The MWF-017 wildfire burning southwest of Fort McMurray is the only wildfire classified as out of control in Alberta, provincials announced in an update on Thursday morning.

“MWF-017 didn’t grow overnight. It did move slightly to the northwest towards the Athabasca River, but it remains 5.5 kilometres from Fort McMurray limits and 4.5 from the highway,” Christie Tucker of Alberta Wildfire told reporters on Thursday. “The size has now been reassessed to 19,820 hectares, slightly smaller than it was assessed previously.”

Officials say fire behaviour is expected to be subdued on Thursday and in coming days with 20 to 80 millimetres of total precipitation in the forecast, but reminded residents the fire is still a threat.

“Do not get complacent because of the rain,” Josee St-Onge of Alberta Wildfire said. “It will take time and hard work to put out a wildfire of this size. There is still an abundance of dry forest fuels in the area, and this wildfire is still active.”

St-Onge says large wildfires burn deep in the ground and continue to smoulder even in rainy conditions.

“We’ll have a better assessment at the end of today of what exactly they saw on the fire line. But typically, you can still see some active wildfire activity when there’s rain.”

The fire forced the evacuation of four Fort McMurray neighbourhoods earlier this week.

“Other areas remain under alert but please know with the monitoring we have a high level of confidence in the safety of those areas,” Regional Municipality of Wood Buffalo (RMWB) Fire Chief Jody Butz said.

Reception centres have been set up in Cold Lake, Lac La Biche, and Edmonton for evacuees.

Residents have been told they should expect to be out of their homes until at least Tuesday.

Officials say the rain likely won’t change that return date.

Butz said there has been no damage to any homes as a result of the fire.

“There is no structural damage and there’s no dozer operating around homes or in those neighbourhoods. When you return home your neighbourhoods will look the same,” he said.

With the May long weekend approaching, officials are urging Albertans to be fire-smart as they head outdoors.

“The May long weekend is traditionally a time when Albertans like to head out into the forest looking for camping or recreational activities as the weather warms up. It’s also the time when we see the most new wildfires start here in this province,” Tucker said.
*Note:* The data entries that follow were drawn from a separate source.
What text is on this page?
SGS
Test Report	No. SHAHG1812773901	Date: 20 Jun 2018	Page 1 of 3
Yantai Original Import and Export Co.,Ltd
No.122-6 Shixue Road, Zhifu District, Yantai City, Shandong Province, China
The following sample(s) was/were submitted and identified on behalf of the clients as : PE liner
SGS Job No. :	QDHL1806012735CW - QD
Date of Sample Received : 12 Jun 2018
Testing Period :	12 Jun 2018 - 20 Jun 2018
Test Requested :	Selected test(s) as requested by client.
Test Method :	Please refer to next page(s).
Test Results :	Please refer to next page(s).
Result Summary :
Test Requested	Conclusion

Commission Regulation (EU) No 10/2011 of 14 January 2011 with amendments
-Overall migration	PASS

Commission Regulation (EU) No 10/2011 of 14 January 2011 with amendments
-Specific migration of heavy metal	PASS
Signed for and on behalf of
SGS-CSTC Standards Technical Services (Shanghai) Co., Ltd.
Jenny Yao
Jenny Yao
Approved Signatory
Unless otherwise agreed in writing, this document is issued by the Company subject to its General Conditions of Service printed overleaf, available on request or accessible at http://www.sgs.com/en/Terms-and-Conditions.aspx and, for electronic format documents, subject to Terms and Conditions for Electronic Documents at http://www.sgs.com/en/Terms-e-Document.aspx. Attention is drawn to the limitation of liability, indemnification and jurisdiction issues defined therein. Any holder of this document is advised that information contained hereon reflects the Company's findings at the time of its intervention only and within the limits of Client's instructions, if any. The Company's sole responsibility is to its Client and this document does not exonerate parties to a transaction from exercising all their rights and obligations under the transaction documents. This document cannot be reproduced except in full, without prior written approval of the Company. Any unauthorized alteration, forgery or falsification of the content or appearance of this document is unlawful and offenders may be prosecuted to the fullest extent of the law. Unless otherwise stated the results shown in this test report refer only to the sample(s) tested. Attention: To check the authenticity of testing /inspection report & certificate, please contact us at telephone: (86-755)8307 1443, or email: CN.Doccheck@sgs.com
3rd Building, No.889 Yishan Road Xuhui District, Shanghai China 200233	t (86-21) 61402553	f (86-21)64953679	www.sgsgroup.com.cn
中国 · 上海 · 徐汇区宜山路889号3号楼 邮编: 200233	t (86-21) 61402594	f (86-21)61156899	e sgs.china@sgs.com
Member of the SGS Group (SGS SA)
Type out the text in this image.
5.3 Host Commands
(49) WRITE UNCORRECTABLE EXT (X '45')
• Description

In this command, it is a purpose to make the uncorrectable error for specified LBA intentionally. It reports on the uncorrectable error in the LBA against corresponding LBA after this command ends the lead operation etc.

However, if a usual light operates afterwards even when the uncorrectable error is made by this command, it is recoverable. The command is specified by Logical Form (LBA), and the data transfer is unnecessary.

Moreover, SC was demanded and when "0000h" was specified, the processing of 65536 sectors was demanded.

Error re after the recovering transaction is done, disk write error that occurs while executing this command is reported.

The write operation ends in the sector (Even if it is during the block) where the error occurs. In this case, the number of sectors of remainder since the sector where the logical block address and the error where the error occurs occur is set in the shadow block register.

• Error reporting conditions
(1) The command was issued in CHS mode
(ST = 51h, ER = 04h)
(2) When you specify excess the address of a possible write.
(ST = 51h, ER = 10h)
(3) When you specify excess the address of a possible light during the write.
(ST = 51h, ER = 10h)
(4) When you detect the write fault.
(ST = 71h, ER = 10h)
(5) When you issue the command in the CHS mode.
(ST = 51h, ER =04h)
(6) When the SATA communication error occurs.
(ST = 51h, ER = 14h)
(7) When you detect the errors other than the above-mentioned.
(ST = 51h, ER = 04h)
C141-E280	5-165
“Be sure to respect any bans or restrictions in place over the weekend. Sixty seven per cent of wildfires are caused by people.”

Only one wildfire in Alberta in 2024 is confirmed to have started because of lightning.

The cause of 86 wildfires is still under investigation, and 236 are confirmed to be human-caused.

As of Thursday morning there are 44 wildfires burning in Alberta.